First of all:
I cannot put into words how much I love my commute. I walk 1.17 miles (according to my Garmin -- I ran it one day because I was curious) through some of the prettiest neighborhoods in the city. Even when it's cold and not-so-gorgeous, I look forward to my 15 or 20 minutes of peacefulness. And on mornings like today, when it's mid-60s and sunny? I get ridiculously, ridiculously excited about it.
What really kills me, though? For some reason, I was wide awake at about 4:55 this morning. I flipped on the news and sat there for a minute, petting my dogs and generally thinking how awesome it was that I had a whole hour before my alarm was going to go off.

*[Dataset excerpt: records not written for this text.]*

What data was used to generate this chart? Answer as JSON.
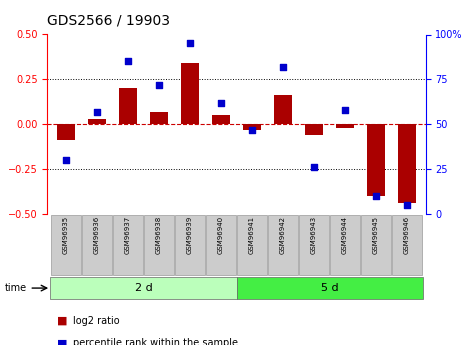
{
  "title": "GDS2566 / 19903",
  "samples": [
    "GSM96935",
    "GSM96936",
    "GSM96937",
    "GSM96938",
    "GSM96939",
    "GSM96940",
    "GSM96941",
    "GSM96942",
    "GSM96943",
    "GSM96944",
    "GSM96945",
    "GSM96946"
  ],
  "log2_ratio": [
    -0.09,
    0.03,
    0.2,
    0.07,
    0.34,
    0.05,
    -0.03,
    0.16,
    -0.06,
    -0.02,
    -0.4,
    -0.44
  ],
  "pct_rank": [
    30,
    57,
    85,
    72,
    95,
    62,
    47,
    82,
    26,
    58,
    10,
    5
  ],
  "groups": [
    {
      "label": "2 d",
      "start": 0,
      "end": 6,
      "color": "#bbffbb"
    },
    {
      "label": "5 d",
      "start": 6,
      "end": 12,
      "color": "#44ee44"
    }
  ],
  "bar_color": "#aa0000",
  "dot_color": "#0000cc",
  "ylim_left": [
    -0.5,
    0.5
  ],
  "ylim_right": [
    0,
    100
  ],
  "yticks_left": [
    -0.5,
    -0.25,
    0,
    0.25,
    0.5
  ],
  "yticks_right": [
    0,
    25,
    50,
    75,
    100
  ],
  "hline_color": "#cc0000",
  "dotted_color": "#000000",
  "bg_color": "#ffffff",
  "sample_box_color": "#cccccc",
  "bar_width": 0.6,
  "title_fontsize": 10
}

(Not that I get up when my alarm goes off. Since at least high school, I've been setting my alarm for 20-30 minutes before I actually need to be out of bed so that I can hit the snooze button a few times first. Don't ask me how I started that habit, but it's just how I roll.)
And then, I was like "WAIT A MINUTE, PHILLYGIRL. You have all this extra time. You're not tired. You're awake. Let's get out of bed and go for a run!" I was very pleased with myself. The sun was coming up, but I'd still be able to watch it rise. I'd put my Garmin out on the balcony to catch a signal while I got dressed. And I'd be able to start my day knowing I'd gotten in a good 5 or 6 miles.
Know what happened then? I must have fallen back to sleep mid-thought, because I DREAMED that I got out of bed, got dressed (I even dreamed that I was down to my one gray pair of lululemon wunder under crops and that all the black ones were in the laundry!), and got out the door. I even dreamed that my Garmin picked up a signal immediately (which should have been a sure sign that this was not reality, since that NEVER happens). And I was off.
And the next thing I knew, my alarm was going off. It was 6:05 and I was most certainly still in bed, not rocking my Garmin or my lulu's. I wanted to kick myself.
Oh well. It would have been the perfect morning to run -- but it was also the perfect morning to walk to work with an iced coffee and flipflops and a big dumb grin because it's so freakin' gorgeous out.